Huge public debt the biggest threat to growth, says Lagarde

12 Oct 12
Tackling the biggest global public debt since the Second World War requires fiscal adjustments that don’t damage growth, the managing director of the International Monetary Fund said today.

By Nick Mann | 12 October 2012

Tackling the biggest global public debt since the Second World War requires fiscal adjustments that don’t damage growth, the managing director of the International Monetary Fund said today.

Christine Lagarde told the IMF and World Bank’s annual meeting in Tokyo, Japan, that the global economy had been put ‘in jeopardy’ by the ‘huge legacy’ of public debt, which now averaged 110% of gross domestic product in advanced economies.

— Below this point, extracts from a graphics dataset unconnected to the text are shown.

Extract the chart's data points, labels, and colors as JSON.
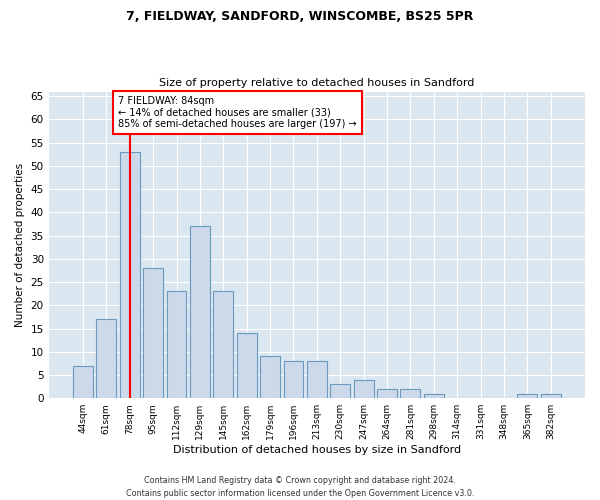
{
  "title1": "7, FIELDWAY, SANDFORD, WINSCOMBE, BS25 5PR",
  "title2": "Size of property relative to detached houses in Sandford",
  "xlabel": "Distribution of detached houses by size in Sandford",
  "ylabel": "Number of detached properties",
  "bar_labels": [
    "44sqm",
    "61sqm",
    "78sqm",
    "95sqm",
    "112sqm",
    "129sqm",
    "145sqm",
    "162sqm",
    "179sqm",
    "196sqm",
    "213sqm",
    "230sqm",
    "247sqm",
    "264sqm",
    "281sqm",
    "298sqm",
    "314sqm",
    "331sqm",
    "348sqm",
    "365sqm",
    "382sqm"
  ],
  "bar_values": [
    7,
    17,
    53,
    28,
    23,
    37,
    23,
    14,
    9,
    8,
    8,
    3,
    4,
    2,
    2,
    1,
    0,
    0,
    0,
    1,
    1
  ],
  "bar_color": "#ccd9ea",
  "bar_edge_color": "#6a9bbf",
  "background_color": "#dae6f0",
  "vline_x": 2,
  "vline_color": "red",
  "annotation_text": "7 FIELDWAY: 84sqm\n← 14% of detached houses are smaller (33)\n85% of semi-detached houses are larger (197) →",
  "annotation_box_color": "white",
  "annotation_box_edge": "red",
  "footer1": "Contains HM Land Registry data © Crown copyright and database right 2024.",
  "footer2": "Contains public sector information licensed under the Open Government Licence v3.0.",
  "ylim": [
    0,
    66
  ],
  "yticks": [
    0,
    5,
    10,
    15,
    20,
    25,
    30,
    35,
    40,
    45,
    50,
    55,
    60,
    65
  ]
}
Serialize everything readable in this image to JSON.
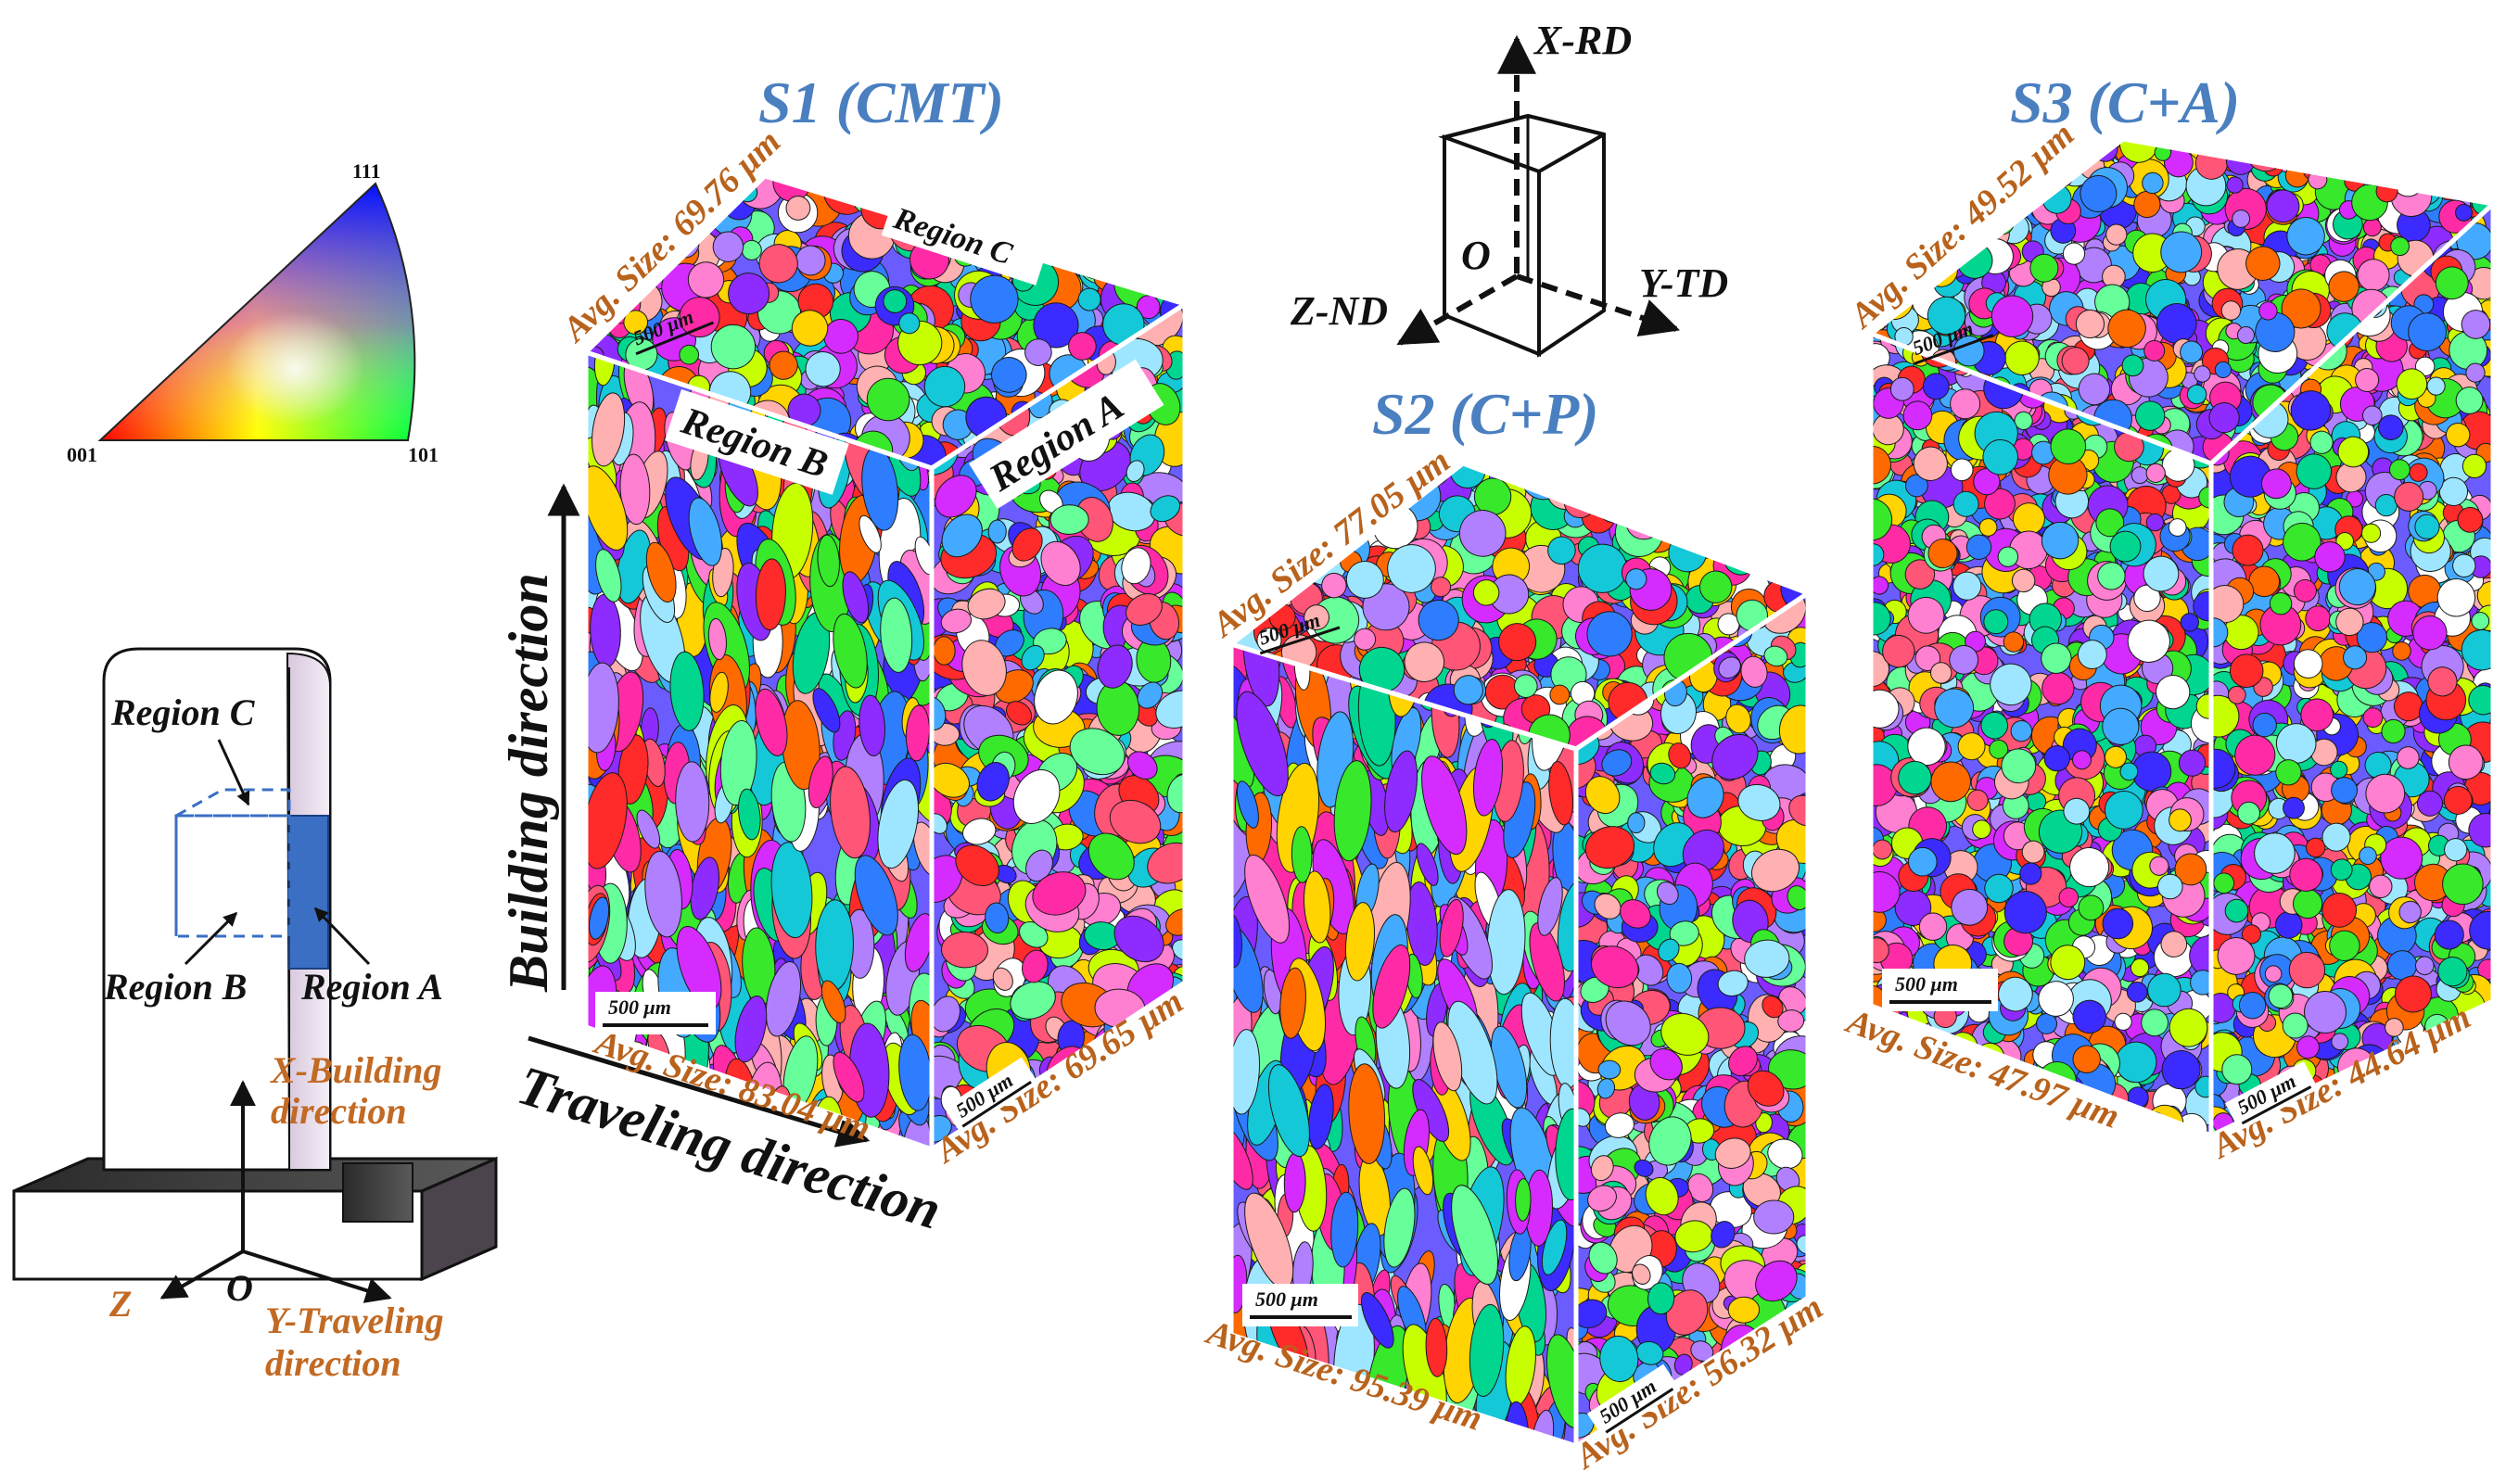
{
  "colors": {
    "title": "#4a7fc0",
    "avg_label": "#b8621c",
    "orange_label": "#c26a24",
    "region_a_fill": "#3a6fc4"
  },
  "ipf_key": {
    "corner_111": "111",
    "corner_001": "001",
    "corner_101": "101"
  },
  "schematic": {
    "region_c": "Region C",
    "region_b": "Region B",
    "region_a": "Region A",
    "x_axis": "X-Building",
    "x_axis_2": "direction",
    "y_axis": "Y-Traveling",
    "y_axis_2": "direction",
    "z_axis": "Z",
    "origin": "O"
  },
  "directions": {
    "building": "Building direction",
    "traveling": "Traveling direction"
  },
  "orient_triad": {
    "x": "X-RD",
    "y": "Y-TD",
    "z": "Z-ND",
    "origin": "O"
  },
  "samples": [
    {
      "title": "S1 (CMT)",
      "avg_top": "Avg. Size: 69.76 μm",
      "avg_front": "Avg. Size: 83.04 μm",
      "avg_side": "Avg. Size: 69.65 μm",
      "scale": "500 μm",
      "label_top": "Region C",
      "label_front": "Region B",
      "label_side": "Region A"
    },
    {
      "title": "S2 (C+P)",
      "avg_top": "Avg. Size: 77.05 μm",
      "avg_front": "Avg. Size: 95.39 μm",
      "avg_side": "Avg. Size: 56.32 μm",
      "scale": "500 μm"
    },
    {
      "title": "S3 (C+A)",
      "avg_top": "Avg. Size: 49.52 μm",
      "avg_front": "Avg. Size: 47.97 μm",
      "avg_side": "Avg. Size: 44.64 μm",
      "scale": "500 μm"
    }
  ]
}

‘This leaves governments highly exposed to subtle shifts in confidence,’ she said. ‘It also ties their hands, especially as they seek to build the infrastructure of the twenty-first century while respecting social promises. The needs of rapidly ageing populations will add to these pressures.

‘One lesson is clear from history – reducing public debt is incredibly difficult without growth. High debt, in turn, makes it harder to get growth,’ she added.

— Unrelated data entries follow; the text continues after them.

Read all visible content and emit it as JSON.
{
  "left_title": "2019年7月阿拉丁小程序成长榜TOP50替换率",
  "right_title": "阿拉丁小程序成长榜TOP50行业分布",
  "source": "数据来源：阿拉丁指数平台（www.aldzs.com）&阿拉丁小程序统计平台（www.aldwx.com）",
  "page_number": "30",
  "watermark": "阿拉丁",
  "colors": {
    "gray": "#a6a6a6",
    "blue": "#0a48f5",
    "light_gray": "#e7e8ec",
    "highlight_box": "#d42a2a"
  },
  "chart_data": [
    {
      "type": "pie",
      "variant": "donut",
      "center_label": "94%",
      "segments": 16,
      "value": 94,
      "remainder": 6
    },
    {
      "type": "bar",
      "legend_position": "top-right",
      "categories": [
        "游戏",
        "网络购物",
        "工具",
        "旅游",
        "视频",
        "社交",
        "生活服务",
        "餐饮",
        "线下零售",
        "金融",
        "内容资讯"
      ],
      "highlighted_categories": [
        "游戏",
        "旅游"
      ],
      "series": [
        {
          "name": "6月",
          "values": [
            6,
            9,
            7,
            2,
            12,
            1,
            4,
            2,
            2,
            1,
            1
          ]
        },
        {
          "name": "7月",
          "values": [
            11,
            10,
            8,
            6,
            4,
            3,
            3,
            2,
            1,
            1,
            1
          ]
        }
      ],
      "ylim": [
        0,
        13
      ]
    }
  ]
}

Getting beyond the economic crisis and boosting growth required appropriate monetary policy, completion of banking sector reform and structural reforms, Lagarde said.

This involved the ‘right pace’ of fiscal adjustment, being ‘mindful of not undercutting growth but with solid and realistic plans to bring debt down over the medium term’.

But Lagarde warned on banking reform, she feared momentum was being lost ‘both on implementing the agreed reforms and on making more progress in areas like derivatives, shadow banking and too-important-to-fail institutions’.

Individual countries’ actions should be complemented by a rebalancing of global demand towards ‘dynamic’ emerging markets, she added.

Yesterday, Lagarde also indicated her support for countries to be given more time to reduce their deficits rather than introducing heavily frontloaded adjustment programmes.

‘Instead of frontloading heavily, it is sometimes better, given circumstances and the fact that many countries at the same time go through that same set of policies with a view to reducing their deficit, it is sometimes better to have a bit more time.’

This was what the IMF had advocated for Portugal, Spain and Greece, she noted. Earlier this week, the IMF warned that countries’ debt-reduction policies were weighing heavily on the global economy recovery.